FIRE ISLAND - Cherry Grove's annual classical concert "Ocean Aires," brainchild of Isaac Steven Vaughan, is celebrating its 10th year, under the auspices of the Arts Project of Cherry Grove (APCG), and this year's edition, on June 14 at the Community House, was therefore billed as, "Rated X!" Performers and audience alike were encouraged to wear lingerie, pajamas or otherwise enticing attire and, between musical numbers, MC Philomena, in chic nightgown, discoursed pithily on fetishes, familiar and obscure. Philomena also announced the themes for two forthcoming APCG events. On July 19 and 20, anticipate the "Olympic Casino" and, for the climax of the season, on September 27 at the Ice Palace, the "Fanta-sea Ball."
In the absence of current Homecoming Queen Margo, we hailed HQ 2006 Coco, as pianists Eric Martin and Isaac played "God Save the Queen," to kick off the proceedings. Lyric baritone George McGarvey, in tuxedo, assisted by pianist Christopher Vassiliades, led about in studded collar and black leather harness, offered a graceful "Where'er You Walk," Jupiter's aria from George Frideric Handel's secular oratorio "Semele."
Following Philomena's lecture about necrophilia, pianist John Nieman, in tiger-striped lounging pj's, played his own elegiac and virtuosic arrangement of Frédéric Chopin's Valse Opus 64, #2, and Prélude Opus 28, #10. Introduced by Philomena's talk concerning leather, Clarence "Kye" Perry, in black leather chaps, jock and sleeveless shirt, was on hand for a pair of contrasting Sergei Rachmaninoff piano preludes, a restrained G-sharp minor, Opus 32, #12, and a rhapsodic D Major, Opus 23, #4. John as the elegant Jacqueline Jonée, Kye, and Isaac, inspiring our hostess to speak of the ménage à trois, returned for a caressing, then soaring Rachmaninoff Romance, Opus 11, #5, as a leather, lingerie and champagne, piano six-hands effort.
Engendering Philomena's history of the chastity belt, soprano Marlena de la Mora, assisted by Eric, limned Vincenzo Bellini's lovely legato cavatina "Casta Diva," the moonlit invocation to the 'chaste goddess,' from the opera "Norma," with precise coloratura and in full command of the long-breathed line, and for an encore, gave us a forceful "Entweihte Götter," Ortrud's curse from Richard Wagner's "Lohengrin." Soprano Sherri Rase joined Marlena and Eric for a dulcet and mellifluous Flower Duet, "Dôme épais le jasmin," from Léo Delibes' "Lakmé," with Sherri portraying Lakmé and Marlena playing Mallika.
Contralto Rosemary Palladino, assisted by Isaac, sporting his Mr.

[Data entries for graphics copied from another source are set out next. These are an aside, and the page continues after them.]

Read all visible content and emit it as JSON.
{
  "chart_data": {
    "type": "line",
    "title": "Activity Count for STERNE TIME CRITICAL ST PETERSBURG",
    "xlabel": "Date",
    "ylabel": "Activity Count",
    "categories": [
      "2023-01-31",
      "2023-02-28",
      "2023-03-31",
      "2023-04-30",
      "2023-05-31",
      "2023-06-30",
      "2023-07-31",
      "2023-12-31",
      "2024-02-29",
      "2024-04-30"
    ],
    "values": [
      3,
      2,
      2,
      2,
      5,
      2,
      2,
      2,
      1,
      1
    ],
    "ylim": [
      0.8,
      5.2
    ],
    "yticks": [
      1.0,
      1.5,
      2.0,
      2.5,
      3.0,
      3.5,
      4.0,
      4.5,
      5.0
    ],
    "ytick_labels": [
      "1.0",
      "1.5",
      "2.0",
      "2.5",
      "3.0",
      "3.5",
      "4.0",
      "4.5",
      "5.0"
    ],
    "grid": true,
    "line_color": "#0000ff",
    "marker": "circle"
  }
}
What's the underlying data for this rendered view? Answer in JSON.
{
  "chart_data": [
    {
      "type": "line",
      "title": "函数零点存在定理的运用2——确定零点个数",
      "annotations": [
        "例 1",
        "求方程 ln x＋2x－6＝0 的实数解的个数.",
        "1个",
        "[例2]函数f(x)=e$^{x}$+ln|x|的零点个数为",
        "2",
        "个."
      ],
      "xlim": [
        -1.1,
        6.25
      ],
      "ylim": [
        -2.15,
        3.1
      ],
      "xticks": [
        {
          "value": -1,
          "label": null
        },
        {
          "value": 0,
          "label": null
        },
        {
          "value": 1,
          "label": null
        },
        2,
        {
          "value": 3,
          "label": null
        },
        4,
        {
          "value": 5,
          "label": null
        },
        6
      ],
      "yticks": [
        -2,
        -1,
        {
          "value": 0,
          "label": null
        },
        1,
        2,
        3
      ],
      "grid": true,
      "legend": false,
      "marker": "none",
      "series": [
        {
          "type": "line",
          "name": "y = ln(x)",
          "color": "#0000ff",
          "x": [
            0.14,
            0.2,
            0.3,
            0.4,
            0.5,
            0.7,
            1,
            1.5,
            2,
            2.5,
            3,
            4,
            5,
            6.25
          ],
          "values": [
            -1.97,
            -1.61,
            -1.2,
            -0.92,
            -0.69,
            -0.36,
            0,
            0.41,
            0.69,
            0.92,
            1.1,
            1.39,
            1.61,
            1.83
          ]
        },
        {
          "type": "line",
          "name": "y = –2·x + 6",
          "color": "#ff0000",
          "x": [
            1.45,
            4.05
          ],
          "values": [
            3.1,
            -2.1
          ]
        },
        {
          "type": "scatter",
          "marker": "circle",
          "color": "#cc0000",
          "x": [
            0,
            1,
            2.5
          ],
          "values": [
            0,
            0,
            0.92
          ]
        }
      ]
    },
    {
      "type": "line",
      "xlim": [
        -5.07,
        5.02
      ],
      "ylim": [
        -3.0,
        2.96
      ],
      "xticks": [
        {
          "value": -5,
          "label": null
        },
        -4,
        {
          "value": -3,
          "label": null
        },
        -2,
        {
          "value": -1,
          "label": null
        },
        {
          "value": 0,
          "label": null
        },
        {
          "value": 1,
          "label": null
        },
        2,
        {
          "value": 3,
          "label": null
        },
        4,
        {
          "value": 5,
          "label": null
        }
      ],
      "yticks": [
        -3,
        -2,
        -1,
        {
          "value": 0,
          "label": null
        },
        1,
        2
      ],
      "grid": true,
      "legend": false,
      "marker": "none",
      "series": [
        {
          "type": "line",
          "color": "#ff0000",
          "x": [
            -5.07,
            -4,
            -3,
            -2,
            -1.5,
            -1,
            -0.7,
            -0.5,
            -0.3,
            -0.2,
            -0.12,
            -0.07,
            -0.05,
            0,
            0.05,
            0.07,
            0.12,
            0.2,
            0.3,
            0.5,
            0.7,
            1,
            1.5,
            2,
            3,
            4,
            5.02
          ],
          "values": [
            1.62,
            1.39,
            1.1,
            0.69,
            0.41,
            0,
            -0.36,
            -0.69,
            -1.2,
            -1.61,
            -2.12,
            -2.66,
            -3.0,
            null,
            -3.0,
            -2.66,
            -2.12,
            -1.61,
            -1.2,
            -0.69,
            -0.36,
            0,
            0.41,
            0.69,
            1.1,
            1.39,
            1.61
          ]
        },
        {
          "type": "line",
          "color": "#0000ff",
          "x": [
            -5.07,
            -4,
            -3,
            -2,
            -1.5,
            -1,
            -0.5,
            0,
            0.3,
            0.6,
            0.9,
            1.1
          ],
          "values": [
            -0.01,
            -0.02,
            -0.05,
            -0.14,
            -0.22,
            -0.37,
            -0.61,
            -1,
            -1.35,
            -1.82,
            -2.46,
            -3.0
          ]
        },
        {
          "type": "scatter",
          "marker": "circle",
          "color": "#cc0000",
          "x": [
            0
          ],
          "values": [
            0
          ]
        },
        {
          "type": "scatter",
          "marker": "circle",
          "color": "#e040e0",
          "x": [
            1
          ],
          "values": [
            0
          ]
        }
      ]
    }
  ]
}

Fire Island Leather 2008 sash and leather kilt, relished the variety of musical styles that "A Wand'ring Minstrel I," tenor Nanki-Poo's entrance air from Gilbert and Sullivan operetta "The Mikado," encompasses. Eric encored his solo from the first "Ocean Aires," Claude Debussy's at once diaphanous and bouncy "L'île joyeuse," in tribute, Philomena said, to "our own island of joy," Fire Island. Eric's past performance of the piece had been drowned out by the thump of disco music issuing from what was then called Kiss and is now Sunsets.
A string trio of "Ocean Aires" 'virgins,' violinist Arun Bordoloi, violist Katherine McHale and cellist Valerie Kuehne, proffered a sweet-sounding fourth movement theme-and-variations and vigorous fifth movement rondo finale from Ernst von Dohnányi's Serenade in C Major, Opus 10. For a whimsical instrumental version of "La donna è mobile," the Duke of Mantua's aria from Giuseppe Verdi's "Rigoletto," Kye accompanied Arun, playing the tenor's line in the first verse, and Isaac, playing the part on accordion in the second verse, with a collaborative third verse following, and finding Philomena entering with a rose between her teeth.
Eric and Isaac, in exotic Eastern robes, wrapped up the evening by making an exceedingly intimate experience of Maurice Ravel's sinuous, sensuous, and insistently pulsating "Boléro," in a piano four-hands arrangement.